Dieser Artikel ist bereits in der März-Ausgabe der an.schläge erschienen.
Bettina Haidinger und Käthe Knittler verknüpfen in ihrem Einführungsband in die feministische Ökonomie ökonomisches Basiswissen mit emanzipatorischen politischen Forderungen.
Auf dem „wirtschaftspolitischen Datenblatt“, das auf der Website des österreichischen Wirtschaftsministeriums heruntergeladen werden kann, reihen sich Zahlenkolonnen und Kurven feinsäuberlich aneinander. Investitionsbestände und Abgabenquoten können dort nachgelesen werden, Wirtschaftspolitik lässt sich in Formeln fassen, so der Eindruck. Ökonomie als Formalwissenschaft, die sich komplexer mathematischer und statistischer Methoden bedient, ist jedoch eine historisch junge Erscheinung: Im Zuge der Ablösung der Klassik durch die Neoklassik gegen Ende des 19. Jahrhunderts trat der „homo oeconomicus“ auf die Bühne: das rationale, unabhängige und geschichtslose Individuum, stets darauf bedacht, seinen Nutzen zu maximieren.
It’s all about the money. Welche Folgen dieser Wandel nach sich zog, skizzieren Bettina Haidinger und Käthe Knittler in ihrer Einführung in die Entwicklung und Strategien der feministischen Ökonomie. In neun thematisch gegliederten Kapiteln zeichnen sie kontroverse (innerfeministische) Debatten um ausgeblendete Macht- und Ausbeutungsstrukturen nach. Denn die systemerhaltende unbezahlte Arbeit, die überwiegend von Frauen geleistet wird, findet meist keinen Eingang in wirtschaftliche Kennzahlen, in den Mainstream der Volkswirtschaftslehre. Diesem Umstand setzen feministische Ökonominnen seit vielen Jahrzehnten (mehr oder weniger erfolgreich) Initiativen entgegen, um die „blinden Flecken“ der Ökonomie aufzudecken und sich gegen die Trennung in Markt und Privathaushalt zu stellen. Am Beginn ihres Buches widmen die Autorinnen Pionierinnen der Ökonomie ein Kapitel, so etwa Harriet Taylor Mill und der Österreicherin Käthe Leichter, die bereits in den 1930er Jahren Reproduktionsarbeit und Freizeit – und nicht nur Lohnarbeit – in ihren empirischen Studien berücksichtigte.

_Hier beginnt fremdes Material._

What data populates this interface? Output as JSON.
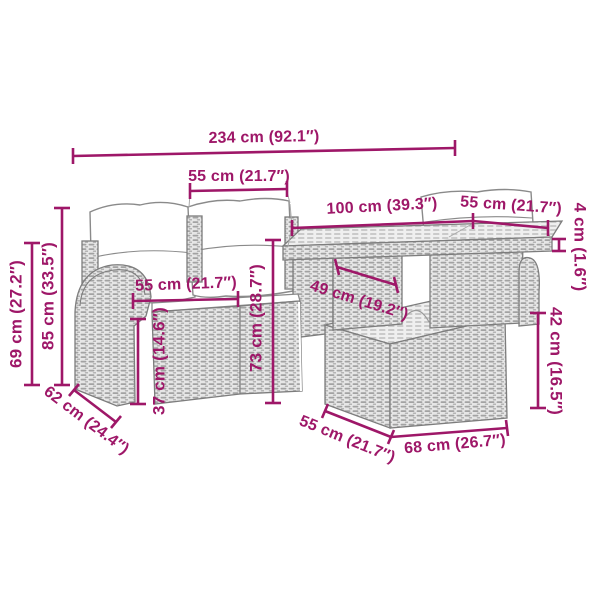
{
  "diagram": {
    "description": "Poly rattan garden lounge set with cushions and table — dimension diagram",
    "accent_color": "#9E1768",
    "furniture_outline_color": "#7d7d7d",
    "dims": {
      "total_width": "234 cm (92.1″)",
      "back_cushion_width": "55 cm (21.7″)",
      "table_length": "100 cm (39.3″)",
      "table_side": "55 cm (21.7″)",
      "tabletop_thickness": "4 cm (1.6″)",
      "armrest_height": "69 cm (27.2″)",
      "back_height": "85 cm (33.5″)",
      "seat_width": "55 cm (21.7″)",
      "seat_height": "37 cm (14.6″)",
      "right_section_height": "73 cm (28.7″)",
      "under_table_clearance": "49 cm (19.2″)",
      "ottoman_height": "42 cm (16.5″)",
      "seat_depth": "62 cm (24.4″)",
      "ottoman_depth": "55 cm (21.7″)",
      "ottoman_width": "68 cm (26.7″)"
    }
  }
}
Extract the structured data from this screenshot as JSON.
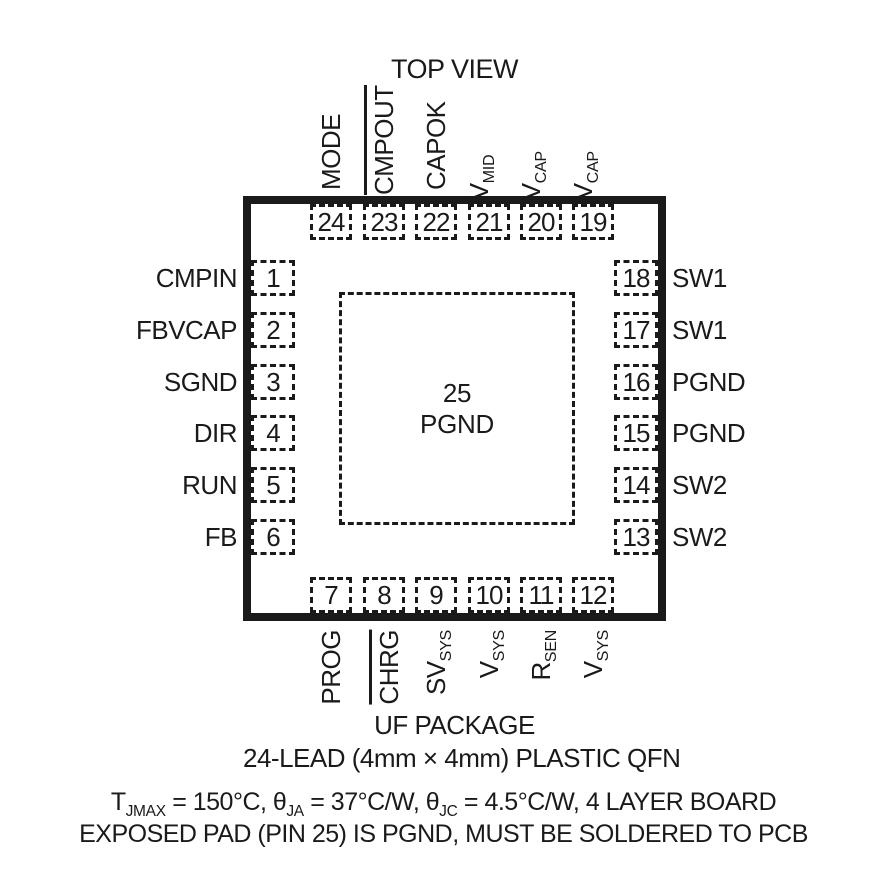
{
  "title": "TOP VIEW",
  "package": {
    "center_pad": {
      "number": "25",
      "label": "PGND"
    }
  },
  "pins": {
    "top": [
      {
        "number": "24",
        "label": "MODE"
      },
      {
        "number": "23",
        "label": "CMPOUT",
        "overline": true
      },
      {
        "number": "22",
        "label": "CAPOK"
      },
      {
        "number": "21",
        "label": "V",
        "sub": "MID"
      },
      {
        "number": "20",
        "label": "V",
        "sub": "CAP"
      },
      {
        "number": "19",
        "label": "V",
        "sub": "CAP"
      }
    ],
    "left": [
      {
        "number": "1",
        "label": "CMPIN"
      },
      {
        "number": "2",
        "label": "FBVCAP"
      },
      {
        "number": "3",
        "label": "SGND"
      },
      {
        "number": "4",
        "label": "DIR"
      },
      {
        "number": "5",
        "label": "RUN"
      },
      {
        "number": "6",
        "label": "FB"
      }
    ],
    "right": [
      {
        "number": "18",
        "label": "SW1"
      },
      {
        "number": "17",
        "label": "SW1"
      },
      {
        "number": "16",
        "label": "PGND"
      },
      {
        "number": "15",
        "label": "PGND"
      },
      {
        "number": "14",
        "label": "SW2"
      },
      {
        "number": "13",
        "label": "SW2"
      }
    ],
    "bottom": [
      {
        "number": "7",
        "label": "PROG"
      },
      {
        "number": "8",
        "label": "CHRG",
        "overline": true
      },
      {
        "number": "9",
        "label": "SV",
        "sub": "SYS"
      },
      {
        "number": "10",
        "label": "V",
        "sub": "SYS"
      },
      {
        "number": "11",
        "label": "R",
        "sub": "SEN"
      },
      {
        "number": "12",
        "label": "V",
        "sub": "SYS"
      }
    ]
  },
  "footer": {
    "package_name": "UF PACKAGE",
    "package_desc": "24-LEAD (4mm × 4mm) PLASTIC QFN",
    "thermal": {
      "t1": "T",
      "s1": "JMAX",
      "t2": " = 150°C, ",
      "t3": "θ",
      "s2": "JA",
      "t4": " = 37°C/W, ",
      "t5": "θ",
      "s3": "JC",
      "t6": " = 4.5°C/W, 4 LAYER BOARD"
    },
    "exposed_pad_note": "EXPOSED PAD (PIN 25) IS PGND, MUST BE SOLDERED TO PCB"
  }
}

X mal 100 = Ausbeutung. Mittlerweile – wenn auch nicht in allen Bereichen – gibt es differenzierte Statistiken zur Lohnschere, Zeitbudgetstudien und andere Untersuchungen, die Diskriminierungen sichtbar machen und damit die notwendige quantitative Basis für die Arbeit feministischer/kritischer Ökonom_innen. Doch das umfangreiche Zahlenmaterial ist ambivalent zu sehen, wie Haidinger und Knittler schildern. Nicht nur wird in (durchaus sinnvollen) statistischen Erhebungen entlang der Kategorisierung in Männer und Frauen Zweigeschlechtlichkeit reproduziert und einzementiert, auch werden komplexe Macht- und Abhängigkeitsstrukturen vielfach nicht erfasst bzw. weiter erforscht. „Das Patriarchat ist keine auf Zahlen basierende Formel“, bringen es die Autorinnen auf den Punkt. Auch die Debatte rund um Care-Ökonomie und den Care-Begriff und die Haushaltsarbeitsdebatte der 70er-Jahre zeichnen Haidinger und Knittler ausführlich nach, im Kapitel „Makroökonomie und Geschlechterverhältnisse“ werden volkswirtschaftliche Grundbegriffe bzw. -probleme knapp erklärt.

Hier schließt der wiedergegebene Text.